Олег не отпускал его, пока они не дошли до кровати, и провёл рукой меж лопаток, когда Серёжа забирался назад в постель, усаживаясь на колени. Садясь рядом, Волков с досадой заметил, что Разумовский вновь прячет взгляд. Когда же он с опаской стал поглядывать на закрытую дверь ванной, Олег не выдержал и повернул его к себе, гладя по впалым щекам.
— Что?
— Там ведь…
— Там? — всё так же, не отпуская, Волков посмотрел на дверь. — Никого там нет, Серёжа.
Умом Волков понимал, что простым отрицанием он не сильно поможет, но пока у Сергея не было возможности начать хорошее, настоящее лечение, Олег был готов всеми правдами и неправдами защищать Серёжу от него же самого, как умеет.
Когда Олег убрал от него руки и смотрел молча несколько секунд, Серёже показалось, что сейчас эти руки, дарящие защиту, сомкнутся на его шее, чтобы придушить, как котёнка новорожденного, чтоб больше не мучал и больше не мучался.
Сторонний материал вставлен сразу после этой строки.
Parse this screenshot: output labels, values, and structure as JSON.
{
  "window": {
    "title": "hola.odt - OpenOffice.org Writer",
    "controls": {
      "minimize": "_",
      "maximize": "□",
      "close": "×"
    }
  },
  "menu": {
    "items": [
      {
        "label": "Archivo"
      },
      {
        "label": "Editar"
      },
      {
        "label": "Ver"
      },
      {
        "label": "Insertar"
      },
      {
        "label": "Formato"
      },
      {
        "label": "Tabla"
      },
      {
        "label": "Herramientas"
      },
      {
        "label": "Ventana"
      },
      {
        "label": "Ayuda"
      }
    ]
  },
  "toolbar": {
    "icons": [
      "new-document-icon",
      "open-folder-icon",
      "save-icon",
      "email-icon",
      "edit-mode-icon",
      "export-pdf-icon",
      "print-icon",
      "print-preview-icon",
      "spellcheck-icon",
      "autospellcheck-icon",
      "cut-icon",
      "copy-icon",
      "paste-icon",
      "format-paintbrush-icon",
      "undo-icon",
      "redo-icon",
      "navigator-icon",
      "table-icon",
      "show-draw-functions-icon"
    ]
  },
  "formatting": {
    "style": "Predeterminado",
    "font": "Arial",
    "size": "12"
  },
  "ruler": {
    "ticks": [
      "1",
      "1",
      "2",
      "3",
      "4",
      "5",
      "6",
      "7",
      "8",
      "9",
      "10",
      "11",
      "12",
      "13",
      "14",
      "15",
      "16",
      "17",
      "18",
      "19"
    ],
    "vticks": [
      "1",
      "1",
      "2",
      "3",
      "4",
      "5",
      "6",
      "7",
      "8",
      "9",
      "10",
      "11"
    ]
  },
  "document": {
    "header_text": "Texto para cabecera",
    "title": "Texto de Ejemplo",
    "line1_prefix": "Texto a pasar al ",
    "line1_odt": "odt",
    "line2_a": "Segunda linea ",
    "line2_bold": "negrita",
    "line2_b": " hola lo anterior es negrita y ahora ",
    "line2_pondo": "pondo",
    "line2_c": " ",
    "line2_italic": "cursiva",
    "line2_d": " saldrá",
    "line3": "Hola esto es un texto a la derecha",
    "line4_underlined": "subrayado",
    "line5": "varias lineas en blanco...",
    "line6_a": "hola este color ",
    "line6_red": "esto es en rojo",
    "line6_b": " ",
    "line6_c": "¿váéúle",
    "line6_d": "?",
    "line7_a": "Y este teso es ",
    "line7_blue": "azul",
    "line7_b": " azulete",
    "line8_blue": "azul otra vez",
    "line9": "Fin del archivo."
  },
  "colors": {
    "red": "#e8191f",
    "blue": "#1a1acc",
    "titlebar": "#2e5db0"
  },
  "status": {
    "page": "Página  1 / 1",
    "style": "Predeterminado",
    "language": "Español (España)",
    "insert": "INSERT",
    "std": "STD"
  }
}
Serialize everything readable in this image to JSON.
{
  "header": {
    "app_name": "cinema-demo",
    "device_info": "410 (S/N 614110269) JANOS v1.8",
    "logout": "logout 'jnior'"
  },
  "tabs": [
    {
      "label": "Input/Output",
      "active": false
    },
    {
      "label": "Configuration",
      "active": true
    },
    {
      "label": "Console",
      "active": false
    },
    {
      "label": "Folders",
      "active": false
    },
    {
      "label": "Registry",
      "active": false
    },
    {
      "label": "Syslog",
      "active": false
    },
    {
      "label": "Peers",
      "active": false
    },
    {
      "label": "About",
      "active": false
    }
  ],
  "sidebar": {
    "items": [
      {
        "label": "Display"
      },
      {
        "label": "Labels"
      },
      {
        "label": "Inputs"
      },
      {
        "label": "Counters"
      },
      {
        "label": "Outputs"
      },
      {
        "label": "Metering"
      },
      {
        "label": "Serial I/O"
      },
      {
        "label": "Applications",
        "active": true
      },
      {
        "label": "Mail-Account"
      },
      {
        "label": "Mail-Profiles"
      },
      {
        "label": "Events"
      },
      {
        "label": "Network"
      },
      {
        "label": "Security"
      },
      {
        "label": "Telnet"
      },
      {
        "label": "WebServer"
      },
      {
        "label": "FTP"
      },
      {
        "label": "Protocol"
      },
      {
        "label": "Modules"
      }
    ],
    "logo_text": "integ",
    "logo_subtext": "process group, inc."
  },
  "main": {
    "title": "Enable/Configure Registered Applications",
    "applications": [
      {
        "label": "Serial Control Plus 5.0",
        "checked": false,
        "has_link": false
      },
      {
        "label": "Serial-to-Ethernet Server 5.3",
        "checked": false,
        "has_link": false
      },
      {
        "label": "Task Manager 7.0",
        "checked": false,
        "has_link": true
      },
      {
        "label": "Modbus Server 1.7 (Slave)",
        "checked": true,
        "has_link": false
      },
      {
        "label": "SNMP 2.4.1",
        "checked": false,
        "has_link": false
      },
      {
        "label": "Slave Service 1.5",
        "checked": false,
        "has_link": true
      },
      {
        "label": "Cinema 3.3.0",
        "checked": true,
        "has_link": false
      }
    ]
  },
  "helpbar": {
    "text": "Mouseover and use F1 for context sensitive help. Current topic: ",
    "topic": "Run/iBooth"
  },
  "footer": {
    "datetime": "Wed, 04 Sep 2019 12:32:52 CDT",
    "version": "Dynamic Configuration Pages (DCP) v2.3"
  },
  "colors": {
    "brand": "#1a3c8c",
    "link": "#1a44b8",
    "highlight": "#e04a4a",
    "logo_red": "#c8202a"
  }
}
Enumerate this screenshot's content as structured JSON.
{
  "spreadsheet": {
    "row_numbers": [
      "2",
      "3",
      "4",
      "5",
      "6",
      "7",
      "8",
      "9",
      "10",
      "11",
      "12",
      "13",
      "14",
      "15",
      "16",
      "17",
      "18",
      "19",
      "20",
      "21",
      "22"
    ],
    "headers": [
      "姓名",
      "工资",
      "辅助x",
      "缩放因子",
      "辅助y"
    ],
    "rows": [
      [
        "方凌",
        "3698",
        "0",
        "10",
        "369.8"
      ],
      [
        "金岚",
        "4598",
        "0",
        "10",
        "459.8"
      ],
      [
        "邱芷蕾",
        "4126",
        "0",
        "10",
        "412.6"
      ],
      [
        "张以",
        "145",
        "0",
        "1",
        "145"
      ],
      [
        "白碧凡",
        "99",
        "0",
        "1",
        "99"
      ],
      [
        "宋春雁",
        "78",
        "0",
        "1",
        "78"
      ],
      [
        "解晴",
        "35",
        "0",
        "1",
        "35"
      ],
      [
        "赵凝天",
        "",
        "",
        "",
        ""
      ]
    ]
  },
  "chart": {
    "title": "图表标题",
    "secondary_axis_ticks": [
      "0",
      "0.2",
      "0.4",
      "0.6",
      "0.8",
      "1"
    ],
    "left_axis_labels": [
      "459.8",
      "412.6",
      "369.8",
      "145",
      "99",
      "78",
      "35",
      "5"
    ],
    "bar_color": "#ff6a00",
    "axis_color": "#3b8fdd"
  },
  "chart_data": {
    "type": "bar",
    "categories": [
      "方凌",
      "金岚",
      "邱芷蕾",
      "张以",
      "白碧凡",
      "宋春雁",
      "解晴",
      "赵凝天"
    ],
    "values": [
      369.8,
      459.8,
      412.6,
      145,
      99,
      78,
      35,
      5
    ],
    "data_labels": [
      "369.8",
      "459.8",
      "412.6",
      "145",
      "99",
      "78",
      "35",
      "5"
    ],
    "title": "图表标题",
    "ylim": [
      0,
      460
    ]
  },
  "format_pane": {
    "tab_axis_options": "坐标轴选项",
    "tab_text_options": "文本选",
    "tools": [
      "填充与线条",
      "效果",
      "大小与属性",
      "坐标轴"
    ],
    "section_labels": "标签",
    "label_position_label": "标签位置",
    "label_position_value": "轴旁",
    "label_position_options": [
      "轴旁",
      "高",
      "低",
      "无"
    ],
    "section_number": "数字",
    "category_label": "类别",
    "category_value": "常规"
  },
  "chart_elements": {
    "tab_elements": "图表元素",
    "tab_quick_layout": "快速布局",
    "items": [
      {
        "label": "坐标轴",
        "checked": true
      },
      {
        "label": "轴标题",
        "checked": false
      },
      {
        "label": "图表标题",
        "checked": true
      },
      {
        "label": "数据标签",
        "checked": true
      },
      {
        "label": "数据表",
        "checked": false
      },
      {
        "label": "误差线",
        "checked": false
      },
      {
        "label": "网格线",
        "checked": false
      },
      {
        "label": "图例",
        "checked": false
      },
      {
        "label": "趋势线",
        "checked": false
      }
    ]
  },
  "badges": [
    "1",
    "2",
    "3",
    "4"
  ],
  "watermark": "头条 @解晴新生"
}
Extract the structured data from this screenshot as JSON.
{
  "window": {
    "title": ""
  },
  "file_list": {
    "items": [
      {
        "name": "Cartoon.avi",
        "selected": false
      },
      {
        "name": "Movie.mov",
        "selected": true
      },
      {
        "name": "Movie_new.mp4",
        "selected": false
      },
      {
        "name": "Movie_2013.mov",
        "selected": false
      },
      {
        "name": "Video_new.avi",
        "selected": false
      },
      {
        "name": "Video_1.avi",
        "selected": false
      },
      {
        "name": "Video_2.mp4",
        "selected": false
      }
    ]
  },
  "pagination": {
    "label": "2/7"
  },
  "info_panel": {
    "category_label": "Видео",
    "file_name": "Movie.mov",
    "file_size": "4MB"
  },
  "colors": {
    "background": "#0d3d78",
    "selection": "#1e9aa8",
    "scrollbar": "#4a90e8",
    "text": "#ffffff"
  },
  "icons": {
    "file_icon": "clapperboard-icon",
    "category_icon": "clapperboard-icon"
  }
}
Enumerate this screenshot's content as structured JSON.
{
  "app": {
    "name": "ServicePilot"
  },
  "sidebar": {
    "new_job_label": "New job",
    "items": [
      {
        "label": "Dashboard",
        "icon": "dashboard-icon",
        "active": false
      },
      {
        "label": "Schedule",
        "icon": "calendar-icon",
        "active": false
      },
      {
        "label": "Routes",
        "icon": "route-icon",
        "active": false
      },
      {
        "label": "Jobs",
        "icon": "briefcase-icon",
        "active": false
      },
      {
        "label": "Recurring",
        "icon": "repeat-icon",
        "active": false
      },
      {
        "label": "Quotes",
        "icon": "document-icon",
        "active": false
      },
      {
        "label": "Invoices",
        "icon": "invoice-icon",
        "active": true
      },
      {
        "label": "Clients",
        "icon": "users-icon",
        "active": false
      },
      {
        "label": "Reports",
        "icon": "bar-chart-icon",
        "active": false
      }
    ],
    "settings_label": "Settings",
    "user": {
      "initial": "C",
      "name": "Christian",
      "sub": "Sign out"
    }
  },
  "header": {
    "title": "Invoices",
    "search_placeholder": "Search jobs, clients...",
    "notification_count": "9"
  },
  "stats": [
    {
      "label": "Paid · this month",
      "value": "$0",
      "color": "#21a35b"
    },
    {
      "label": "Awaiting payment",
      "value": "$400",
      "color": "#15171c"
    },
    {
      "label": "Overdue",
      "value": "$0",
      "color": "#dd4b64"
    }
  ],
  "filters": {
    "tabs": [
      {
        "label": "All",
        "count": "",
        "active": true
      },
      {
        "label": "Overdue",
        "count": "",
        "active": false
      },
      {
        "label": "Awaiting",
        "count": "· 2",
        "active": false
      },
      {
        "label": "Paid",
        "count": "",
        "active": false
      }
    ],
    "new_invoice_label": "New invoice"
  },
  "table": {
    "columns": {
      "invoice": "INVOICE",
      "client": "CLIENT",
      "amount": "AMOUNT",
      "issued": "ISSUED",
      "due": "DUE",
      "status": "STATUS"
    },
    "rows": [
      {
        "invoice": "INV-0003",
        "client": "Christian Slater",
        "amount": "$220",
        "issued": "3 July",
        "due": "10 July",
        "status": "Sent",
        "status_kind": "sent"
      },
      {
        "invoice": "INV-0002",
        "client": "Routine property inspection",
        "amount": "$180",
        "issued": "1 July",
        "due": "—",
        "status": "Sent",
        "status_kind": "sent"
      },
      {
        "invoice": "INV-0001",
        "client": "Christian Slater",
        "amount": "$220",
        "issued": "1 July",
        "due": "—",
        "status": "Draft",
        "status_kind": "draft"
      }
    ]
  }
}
И Разумовский, держа эту мысль в голове, зажмурился до цветных мушек, не видя ничего и готовый на всё.
Но каково было его удивление, когда он почувствовал, как Олег накрывает его одеялом с головой. Прямо как в детстве, когда за окнами гремел гром и сверкали молнии, и Волков прятал Серёжу под тонким одеялом и сторожил, как пёс, пока непогода не уйдёт. Прошло много лет, они выросли, безобидные страхи переросли в навязчивые кошмары наяву, но Олег всё так же будет рядом, не собираясь повторять свою ошибку и бросать Разумовского на растерзание Птице.
Серёжа больше не жмурился, во все глаза смотря на Олега, чувствуя его дыхание на своих губах, а за ним несдержанный, целомудренный поцелуй, не требующий продолжения и ответа.
— Всё хорошо?
— Спасибо, — немного покраснев, невпопад сказал Серёжа, легко улыбнувшись. Заметив это, Олег улыбнулся в ответ, чувствуя облегчение.
— Олег, а ты?.. — сам не зная, что хочет спросить, Сергей взволнованно взял его ладонь в свои.
«А как же ты без одеяла?»
«А ты больше не уйдешь?»
Олег покачал плечами, перехватив ладонь Серёжи, и поднёс её к губам.
— А я буду здесь.
И для Олега это было <i>правильно</i>.